Aradan zaman geçti bir baktım Anka Atölye’yi açmış Çamlıbel’de. Kendi için açtı sanıyorsanız yanılıyorsunuz. Ayşın’ın hayali kadın emeği ile üretilen işleri bir arada toplayan kooperatif kurmakmış ilk başta.  Bunu yakın arkadaşı Dilek Alp’e anlatınca, Dilek – muhteşem kadın – şu an kooperatif kurmanın iyi bir fikir olmadığını, bir takım zorluklarını anlatmış. Madem kooperatif açamıyorum, kooperatif mantığı ile çalışan bir dükkan açayım demiş ve işte Anka Atölye by Ayşın Aksu böyle doğmuş. İki yaz önceki Ayşın gitmiş yerine gözlerinin içi gülen, içi içine sığmayan, uykusunda bile yeni projeler üreten, hiçbir şeyi ertelemeyen Ayşın gelmiş. Bu yaz yine köyde yaptıkları Antika Pazarı kapsamında yine Ayşın’ın organizasyonuyla bir imza günü yaptık.

Atölyede kurslar veriyor, işinde uzman hocalarla çalışıyor, öğrencilerin yaptıklarını satıyor ya da değerli ustaların el emeği ürünlerini sergiliyor ve satıyor. Atölyede gördüğünüz her şey birilerinin emeği anlayacağınız. PTT’nin hatıra pullarını kumaşa tatbik etmişler, bayıldım. Bunun izni için 8 ay boyunca 3 kere Ankara’ya PTT Genel Müdürlüğü’ne gitmişler. Bu pulların satışı yasak fakat sergilenmek üzere bağışlayacakları bir kurum arayışındalar, duyurulur.

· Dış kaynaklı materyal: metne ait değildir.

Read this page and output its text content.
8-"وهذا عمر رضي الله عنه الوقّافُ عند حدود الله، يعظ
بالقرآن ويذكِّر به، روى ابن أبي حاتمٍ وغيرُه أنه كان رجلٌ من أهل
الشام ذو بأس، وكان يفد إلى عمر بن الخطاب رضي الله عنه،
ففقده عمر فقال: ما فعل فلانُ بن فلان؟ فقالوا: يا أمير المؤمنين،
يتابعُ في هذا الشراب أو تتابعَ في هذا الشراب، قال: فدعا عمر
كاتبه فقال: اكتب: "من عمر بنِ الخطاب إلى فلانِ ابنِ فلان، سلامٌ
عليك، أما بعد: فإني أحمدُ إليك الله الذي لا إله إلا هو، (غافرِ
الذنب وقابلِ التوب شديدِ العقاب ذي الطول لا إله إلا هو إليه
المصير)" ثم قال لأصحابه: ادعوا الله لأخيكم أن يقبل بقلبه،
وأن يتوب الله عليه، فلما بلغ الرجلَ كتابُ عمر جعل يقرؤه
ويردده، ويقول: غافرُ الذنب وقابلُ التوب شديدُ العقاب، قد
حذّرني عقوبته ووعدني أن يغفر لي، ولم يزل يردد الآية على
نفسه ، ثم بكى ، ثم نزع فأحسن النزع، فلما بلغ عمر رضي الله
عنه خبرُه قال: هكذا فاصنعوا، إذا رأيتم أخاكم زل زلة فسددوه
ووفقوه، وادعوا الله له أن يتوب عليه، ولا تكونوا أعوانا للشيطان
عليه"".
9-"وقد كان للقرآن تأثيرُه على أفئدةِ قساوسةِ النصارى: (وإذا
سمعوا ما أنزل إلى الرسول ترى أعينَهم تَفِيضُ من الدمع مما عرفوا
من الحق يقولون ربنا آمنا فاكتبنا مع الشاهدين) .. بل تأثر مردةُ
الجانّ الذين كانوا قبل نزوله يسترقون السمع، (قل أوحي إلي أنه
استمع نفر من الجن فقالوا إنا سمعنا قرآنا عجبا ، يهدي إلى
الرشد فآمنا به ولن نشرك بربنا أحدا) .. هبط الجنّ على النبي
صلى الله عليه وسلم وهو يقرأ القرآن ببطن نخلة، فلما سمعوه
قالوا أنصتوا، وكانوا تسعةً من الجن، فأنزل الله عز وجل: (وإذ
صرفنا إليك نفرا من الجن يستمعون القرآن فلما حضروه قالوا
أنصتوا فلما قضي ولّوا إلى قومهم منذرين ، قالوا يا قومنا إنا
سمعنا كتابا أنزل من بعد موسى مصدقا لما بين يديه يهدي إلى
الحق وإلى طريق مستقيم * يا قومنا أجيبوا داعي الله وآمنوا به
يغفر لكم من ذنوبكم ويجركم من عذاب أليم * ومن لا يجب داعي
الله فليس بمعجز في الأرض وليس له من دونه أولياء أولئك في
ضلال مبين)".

Çocuklar için, kadınlar için pek çok atölyeler yapıyor Ayşın. Bize de 2 Kadın Anadolu’da olarak bir atölye hazırlamış, Armağan ile bal kabağı şeklinde iğnedanlık yaptık, bence gayet de başarılı olduk.

Böyle yaratıcı, üretken, kendi dışında başkalarının da hayatına dokunmayı, birlikte başarmayı seven Ayşın’a çok merak ettiğim şu soruyu sordum; yazın tamam vakit geçer de, kışın ne yapıyorsun, küçük yer sonuçta, atölye her zaman olmaz, sezon dışı olduğundan müşteri de çok gelmez, ne yapıyorsun, nasıl vakit geçiyor?

 5 Kasım’da Güre’de üçüncü yılım bitiyor ve inanın daha bir gün sıkılmadım. Bu içten gelen bir şey, yani kendini oyalamak, yapacak bir şeyler bulmak. Bir teyzeyi doktora götürmek, bir çocuğun dersine yardımcı olmak, müzede bir etkinliğin organizasyonunu yapmak, yeni el işi modelleri aramak, daha tam anlamıyla dinlenemedim bile, o kadar sıkılacak vaktim yok.

Ayşın aslen Karadenizli, Ege’nin bu şirin beldesine yerleştiğinde ilk olarak yerli halka şunu söylemiş, beni dışarıdan biri olarak görmeyin, ben ekmeğimi buradan yiyeceğim, burada doğmamış olabilirim ama sizden biriyim. Eh onlardan biri olduğunu hatta onlardan belki de daha çok elini taşın altına sokmuş bu kadını kim köyünde, yurdunda istemez… Son olarak şunu da söyleyeyim, Armağan ile yaptığımız bu güzel Kuzey Ege gezisini 2 Kadın Anadolu’da için A’dan Z’ye organize eden Anka Atölye yani Ayşın Aksu’dur.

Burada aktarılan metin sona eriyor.